Julie Wang 1 , Cherie Blenkiron 1 2 , Larry Chamley 1
  1. Department of Obstetrics and Gynaecology, University of Auckland, Auckland, New Zealand
  2. Department of Molecular Medicine and Pathology, University of Auckland, Auckland, New Zealand

Introduction: The placenta produces three types of extracellular vesicles (EVs): macro-, large- and small-EVs. The in vivo targeting of placental EVs depends on the EV type and exposure time. Since current models predominately involved one-off EV administration, we aimed to elucidate the biodistribution of placental EVs closer to a physiological context where EVs were administered repeatedly to mimic continuous exposure in vivo.
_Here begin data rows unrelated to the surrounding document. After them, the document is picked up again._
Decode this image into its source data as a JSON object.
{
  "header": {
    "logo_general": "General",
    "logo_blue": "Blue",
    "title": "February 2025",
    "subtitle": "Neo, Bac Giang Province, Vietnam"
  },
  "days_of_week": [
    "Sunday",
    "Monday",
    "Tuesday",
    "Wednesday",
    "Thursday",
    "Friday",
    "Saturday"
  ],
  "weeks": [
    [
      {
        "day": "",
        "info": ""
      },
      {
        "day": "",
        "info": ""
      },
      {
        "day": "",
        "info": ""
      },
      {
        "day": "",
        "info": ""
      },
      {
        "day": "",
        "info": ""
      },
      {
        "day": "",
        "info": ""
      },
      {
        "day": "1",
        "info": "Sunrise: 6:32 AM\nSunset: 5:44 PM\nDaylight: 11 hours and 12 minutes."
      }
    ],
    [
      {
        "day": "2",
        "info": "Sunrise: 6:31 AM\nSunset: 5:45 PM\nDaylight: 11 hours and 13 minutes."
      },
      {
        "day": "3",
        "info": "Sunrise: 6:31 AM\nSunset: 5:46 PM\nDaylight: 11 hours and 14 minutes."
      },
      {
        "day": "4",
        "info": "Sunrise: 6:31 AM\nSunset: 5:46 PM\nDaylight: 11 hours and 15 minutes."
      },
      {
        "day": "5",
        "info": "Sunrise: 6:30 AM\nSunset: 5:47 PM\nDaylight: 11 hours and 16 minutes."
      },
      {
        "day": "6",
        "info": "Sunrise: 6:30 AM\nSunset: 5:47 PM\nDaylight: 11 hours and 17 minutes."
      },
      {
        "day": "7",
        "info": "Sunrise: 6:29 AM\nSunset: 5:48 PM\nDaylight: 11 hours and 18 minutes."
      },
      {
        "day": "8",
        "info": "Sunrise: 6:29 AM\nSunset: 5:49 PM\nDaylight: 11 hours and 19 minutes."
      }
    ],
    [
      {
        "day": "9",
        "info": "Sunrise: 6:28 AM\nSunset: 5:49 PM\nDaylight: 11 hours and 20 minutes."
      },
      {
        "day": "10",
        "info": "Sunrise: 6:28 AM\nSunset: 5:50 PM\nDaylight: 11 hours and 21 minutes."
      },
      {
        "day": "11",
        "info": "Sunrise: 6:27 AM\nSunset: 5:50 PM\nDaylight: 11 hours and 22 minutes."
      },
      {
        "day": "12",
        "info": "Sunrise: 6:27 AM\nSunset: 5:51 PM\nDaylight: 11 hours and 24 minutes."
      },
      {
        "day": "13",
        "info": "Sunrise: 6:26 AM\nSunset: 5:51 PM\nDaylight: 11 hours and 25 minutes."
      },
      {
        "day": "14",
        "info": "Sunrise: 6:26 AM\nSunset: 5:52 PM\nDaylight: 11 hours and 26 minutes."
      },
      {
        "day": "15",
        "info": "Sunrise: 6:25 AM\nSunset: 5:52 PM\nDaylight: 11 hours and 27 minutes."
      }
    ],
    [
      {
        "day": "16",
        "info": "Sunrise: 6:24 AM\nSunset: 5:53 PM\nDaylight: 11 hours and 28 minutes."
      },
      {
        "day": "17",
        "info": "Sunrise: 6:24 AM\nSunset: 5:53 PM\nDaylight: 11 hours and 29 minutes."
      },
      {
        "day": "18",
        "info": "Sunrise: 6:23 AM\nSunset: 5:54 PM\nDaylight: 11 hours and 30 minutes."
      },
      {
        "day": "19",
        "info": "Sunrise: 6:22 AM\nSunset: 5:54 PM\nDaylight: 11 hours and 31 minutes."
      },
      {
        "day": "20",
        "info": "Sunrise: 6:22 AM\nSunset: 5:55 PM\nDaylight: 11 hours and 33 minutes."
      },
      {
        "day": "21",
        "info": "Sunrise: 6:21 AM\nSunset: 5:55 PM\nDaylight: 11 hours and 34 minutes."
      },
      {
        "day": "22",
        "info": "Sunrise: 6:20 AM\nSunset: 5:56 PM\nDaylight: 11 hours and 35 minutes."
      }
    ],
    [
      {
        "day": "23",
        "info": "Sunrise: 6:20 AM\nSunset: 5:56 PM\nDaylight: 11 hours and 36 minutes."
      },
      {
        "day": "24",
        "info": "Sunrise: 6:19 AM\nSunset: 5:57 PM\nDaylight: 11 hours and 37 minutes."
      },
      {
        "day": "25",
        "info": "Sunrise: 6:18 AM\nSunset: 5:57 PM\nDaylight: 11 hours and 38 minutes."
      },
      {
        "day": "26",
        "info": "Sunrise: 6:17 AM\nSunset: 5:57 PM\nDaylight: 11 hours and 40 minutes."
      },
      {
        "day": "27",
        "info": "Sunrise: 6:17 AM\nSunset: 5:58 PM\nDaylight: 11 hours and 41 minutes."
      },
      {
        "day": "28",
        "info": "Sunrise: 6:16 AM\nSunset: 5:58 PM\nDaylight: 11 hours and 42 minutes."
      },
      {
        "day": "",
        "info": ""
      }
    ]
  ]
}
Methods: First-trimester placental tissues were cultured overnight with the fluorescent stain CMTPX (1µg/ml). CMTPX-labelled EVs were then isolated from culture medium by sequential centrifugation at 2000g for macro-EVs, 20000g for large-EVs and 200000g for small-EVs. EVs were resuspended in PBS at 1µg/µl based on their protein content and each EV population was injected into four CD1 female mice at 100µg per dose via a tail vein once daily for five consecutive days. Tissues were collected 1-hour and 1-week post last injection. Cryosections were examined for CMTPX-labelled EVs by scanning fluorescent microscopy. The presence of human-specific DNA was assessed by PCR.

Results: Macro-EVs were localised mainly to the lungs, with less in the kidneys and livers, 1-hour post last injection. However, 1-week later macro-EVs were redistributed to the spleens, along with the hepatic and renal lymph nodes. Large-EVs were found predominantly in the kidneys, livers and spleens 1-hour post final injection, but were more prominent in the lungs and hepatic lymph nodes after 1-week. Small-EVs were localised in the kidneys and hepatic lymph nodes 1-hour post last injection, and their presence increased in the kidneys and renal lymph nodes 1-week later. Finally, human-specific DNA was detected in livers from one of the two mice injected with either large- or small-EVs, and in the lungs from one of the two macro-EV injected mice, collecting at 1-hour but not 1-week after the final injection.

Summary: This study demonstrated that it is safe to repeatedly inject mice with human placental EVs with doses of 100µg total EV proteins. Different sized placental EVs had distinct biodistributions following repeated injections into mice. The presence of human-specific DNA in murine tissues suggested that EVs may be able to deliver placental genes to recipient cells.